新型iPhoneに衛星直接接続機能が搭載されるとの観測が浮上している。これにより米アップルは、同分野で先行する中国のファーウェイ(ファーウェイ技術)などを追撃する構えだ。スマートフォンの通信機能は、地上基地局に依存しない新たな競争段階に入る。
ファーウェイが先行する衛星通信
中国の通信機器大手ファーウェイは、すでに衛星通信機能を搭載したスマートフォンを市場に投入している。同社の「Mate 60 Pro」シリーズは、地上の携帯電話網が届かない場所でも衛星経由での音声通話やメッセージ送信が可能で、中国国内で大きな注目を集めた。
この技術は、災害時や山間部などでの通信確保に大きな利点をもたらす。中国政府も宇宙インフラの整備を国家戦略として推進しており、民間企業の技術開発を後押ししていると、新華社通信などは伝えている。
アップルの狙いと技術的課題
アップルが衛星通信機能の導入を急ぐ背景には、こうした競合他社の動きがある。米国の技術系メディアによると、アップルはスペースXが運営する衛星通信サービス「スターリンク」との連携を模索しているという。
機能が実現すれば、iPhoneユーザーは世界中のどこにいても、最低限の通信手段を確保できるようになる。一方で、スマートフォンに搭載可能な小型アンテナでの安定した通信速度の確保や、バッテリー消費の増大などが技術的な課題となる。
日本への影響
新型iPhoneへの衛星通信機能搭載は、日本の通信インフラ企業にとって新たな事業機会と技術的課題を提示する。まず、ファーウェイが「Mate 60 Pro」シリーズで先行し、地上網が届かない場所での音声通話やメッセージ送信を実現している点は、日本の通信キャリアが提供する災害対策サービスへの応用可能性を示唆する。NTTドコモやKDDIといった国内大手は、災害時の通信確保を重要な使命と位置付けており、アップルがスペースXの「スターリンク」との連携を模索するように、日本のキャリアも既存の通信網を補完する形で衛星通信技術の導入を検討する必要がある。

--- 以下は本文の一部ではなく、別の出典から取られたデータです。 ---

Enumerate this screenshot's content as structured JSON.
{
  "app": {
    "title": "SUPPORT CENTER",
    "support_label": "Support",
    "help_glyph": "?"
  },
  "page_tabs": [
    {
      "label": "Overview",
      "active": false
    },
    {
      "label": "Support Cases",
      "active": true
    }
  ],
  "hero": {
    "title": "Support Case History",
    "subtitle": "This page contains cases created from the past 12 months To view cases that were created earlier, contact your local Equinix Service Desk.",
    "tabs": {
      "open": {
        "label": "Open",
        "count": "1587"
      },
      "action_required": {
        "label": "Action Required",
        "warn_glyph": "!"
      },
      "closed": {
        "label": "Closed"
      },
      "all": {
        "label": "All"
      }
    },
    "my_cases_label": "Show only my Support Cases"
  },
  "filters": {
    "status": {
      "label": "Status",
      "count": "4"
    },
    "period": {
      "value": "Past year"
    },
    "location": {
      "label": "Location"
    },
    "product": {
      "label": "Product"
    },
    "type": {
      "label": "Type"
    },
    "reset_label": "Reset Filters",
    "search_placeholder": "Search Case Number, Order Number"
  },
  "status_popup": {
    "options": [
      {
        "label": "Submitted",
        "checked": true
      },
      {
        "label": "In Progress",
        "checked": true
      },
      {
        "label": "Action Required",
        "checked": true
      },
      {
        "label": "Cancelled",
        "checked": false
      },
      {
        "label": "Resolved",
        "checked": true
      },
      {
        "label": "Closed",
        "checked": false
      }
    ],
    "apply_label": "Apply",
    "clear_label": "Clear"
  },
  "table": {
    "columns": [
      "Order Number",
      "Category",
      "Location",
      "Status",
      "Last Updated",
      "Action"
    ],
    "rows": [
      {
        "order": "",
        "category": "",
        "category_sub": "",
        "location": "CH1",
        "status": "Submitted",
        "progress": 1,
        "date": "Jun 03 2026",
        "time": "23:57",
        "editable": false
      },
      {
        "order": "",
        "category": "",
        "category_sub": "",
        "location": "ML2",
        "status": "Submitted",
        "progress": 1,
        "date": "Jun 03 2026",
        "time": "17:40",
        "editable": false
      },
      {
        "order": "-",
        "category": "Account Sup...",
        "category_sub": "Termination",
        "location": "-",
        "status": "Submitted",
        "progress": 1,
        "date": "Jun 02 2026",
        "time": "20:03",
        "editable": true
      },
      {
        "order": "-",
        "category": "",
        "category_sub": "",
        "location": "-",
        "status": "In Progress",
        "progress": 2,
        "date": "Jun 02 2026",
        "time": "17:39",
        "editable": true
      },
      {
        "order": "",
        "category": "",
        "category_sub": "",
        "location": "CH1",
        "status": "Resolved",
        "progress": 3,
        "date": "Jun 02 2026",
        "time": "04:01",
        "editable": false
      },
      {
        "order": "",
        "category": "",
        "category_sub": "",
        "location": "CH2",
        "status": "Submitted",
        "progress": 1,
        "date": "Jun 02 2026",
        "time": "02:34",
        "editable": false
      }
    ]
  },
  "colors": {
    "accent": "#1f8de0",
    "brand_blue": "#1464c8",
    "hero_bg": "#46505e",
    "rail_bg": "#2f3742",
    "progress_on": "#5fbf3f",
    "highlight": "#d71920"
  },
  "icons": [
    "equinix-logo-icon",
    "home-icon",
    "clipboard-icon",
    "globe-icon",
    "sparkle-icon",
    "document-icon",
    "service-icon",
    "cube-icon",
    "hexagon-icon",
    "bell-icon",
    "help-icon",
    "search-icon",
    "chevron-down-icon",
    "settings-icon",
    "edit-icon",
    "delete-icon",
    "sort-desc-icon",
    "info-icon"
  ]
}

次に、衛星通信機能が普及した場合、バッテリー消費の増大という技術的課題は、日本の電子部品メーカーにとって高効率バッテリーや省電力チップの開発需要を生む。村田製作所やTDKといった企業は、小型化と高容量化を両立するバッテリー技術で世界をリードしており、この分野での技術革新が求められる。
さらに、衛星通信機能の搭載は、スマートフォンが単なる通信端末から、災害時や僻地での生命線としての役割を強化することを意味する。この変化は、日本の精密機器メーカーやセンサーメーカーに対し、過酷な環境下でも安定稼働する部品や、位置情報精度を高める技術の開発を促すだろう。例えば、ヤマハ発動機が展開するドローン技術と組み合わせることで、災害現場での状況把握や物資輸送における通信確保に貢献する可能性も考えられる。